Now, I am saying and I may be wrong, as I am not a sangoma, but come June next year we will still be dealing with the Williams matter, if not even later, right. In that period, you are giving somebody, who you don’t want interfering with anybody on campus, the right, because you are trying to follow procedure and be fair, isn’t it, so it means that [indistinct] I want to subpoena the eminent (sic); he is going to say that, I want to talk to students, talk to people who were there at that place, I will call witnesses and in order to do that, he can’t do that sitting outside campus and each time coming here having to ask the Rector because he is going to say no that is prejudicial because I mean the Rector would know who he wants to meet, so I’m just telling you the scenario that is backed by how this fellow has behaved over the years, alright. So when you actually say DC, please be clear that you are then saying that the person has a right to prepare for the DC and have people representing him and so on and so on, a process that may drag out [indistinct]. When you expel him, he won’t mess around like he messed your committee over six months; he must go to court, you understand? And we are at this point, he must go to court and ventilate this thing in court, right, so that then the court can convene us all to come and [indistinct] then submit that report, you say forget about the case, the second case, we are just expelling on the basis of this eminent person’s report, so they can go and spend money to go to court and do that, so that we can create an atmosphere where we say to him because you are expelled, you are not allowed to be on the premises of the University, full stop; he must go and fight in court.…”

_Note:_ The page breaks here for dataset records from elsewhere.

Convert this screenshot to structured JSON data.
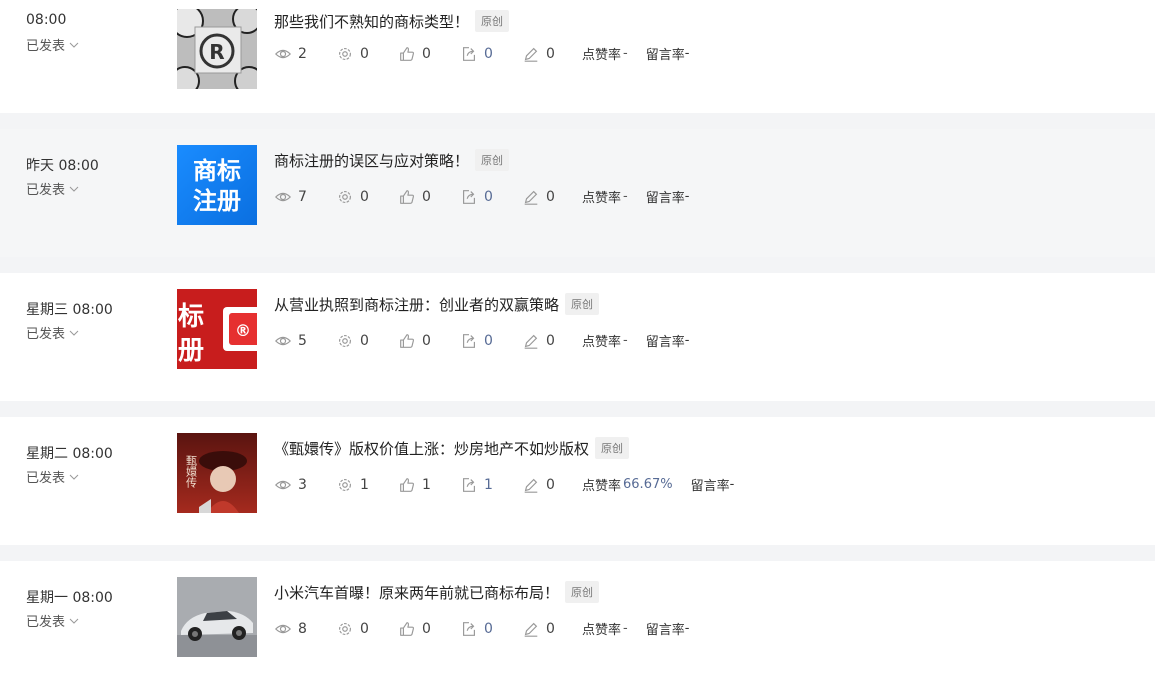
{
  "articles": [
    {
      "time": "08:00",
      "status": "已发表",
      "title": "那些我们不熟知的商标类型！",
      "badge": "原创",
      "reads": "2",
      "settings": "0",
      "likes": "0",
      "shares": "0",
      "comments": "0",
      "like_rate_label": "点赞率",
      "like_rate": "-",
      "comment_rate_label": "留言率",
      "comment_rate": "-"
    },
    {
      "time": "昨天 08:00",
      "status": "已发表",
      "title": "商标注册的误区与应对策略！",
      "badge": "原创",
      "reads": "7",
      "settings": "0",
      "likes": "0",
      "shares": "0",
      "comments": "0",
      "like_rate_label": "点赞率",
      "like_rate": "-",
      "comment_rate_label": "留言率",
      "comment_rate": "-",
      "thumb_text": "商标\n注册"
    },
    {
      "time": "星期三 08:00",
      "status": "已发表",
      "title": "从营业执照到商标注册：创业者的双赢策略",
      "badge": "原创",
      "reads": "5",
      "settings": "0",
      "likes": "0",
      "shares": "0",
      "comments": "0",
      "like_rate_label": "点赞率",
      "like_rate": "-",
      "comment_rate_label": "留言率",
      "comment_rate": "-"
    },
    {
      "time": "星期二 08:00",
      "status": "已发表",
      "title": "《甄嬛传》版权价值上涨：炒房地产不如炒版权",
      "badge": "原创",
      "reads": "3",
      "settings": "1",
      "likes": "1",
      "shares": "1",
      "comments": "0",
      "like_rate_label": "点赞率",
      "like_rate": "66.67%",
      "comment_rate_label": "留言率",
      "comment_rate": "-"
    },
    {
      "time": "星期一 08:00",
      "status": "已发表",
      "title": "小米汽车首曝！原来两年前就已商标布局！",
      "badge": "原创",
      "reads": "8",
      "settings": "0",
      "likes": "0",
      "shares": "0",
      "comments": "0",
      "like_rate_label": "点赞率",
      "like_rate": "-",
      "comment_rate_label": "留言率",
      "comment_rate": "-"
    }
  ],
  "thumb_labels": {
    "a2_line1": "商标",
    "a2_line2": "注册",
    "a3_text1": "标",
    "a3_text2": "册",
    "a4_text": "甄嬛传"
  },
  "colors": {
    "accent": "#576b95",
    "bg": "#f3f4f6"
  }
}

[44] After Dr Patel had reminded the Council that the previous litigation had cost the University more than a million Rand only for the Council to be reminded by Schippers J that the courts certainly consider procedural fairness, and again urged his colleagues not to be hasty but to “rather do it properly”, the chair gratuitously offered his misguided understanding of some of the legal concepts being bandied about by those around the table:

When you work on prima facie and you talk about ratio decidendi , you complicate it because the prima facie case is for a court of law, okay we are not working on (sic) a court of law test here. The test is according to our eminent person’s (sic); it had nothing to do with this higher level of the court, right and at that stage we were ready to accept it as an expulsion, okay.”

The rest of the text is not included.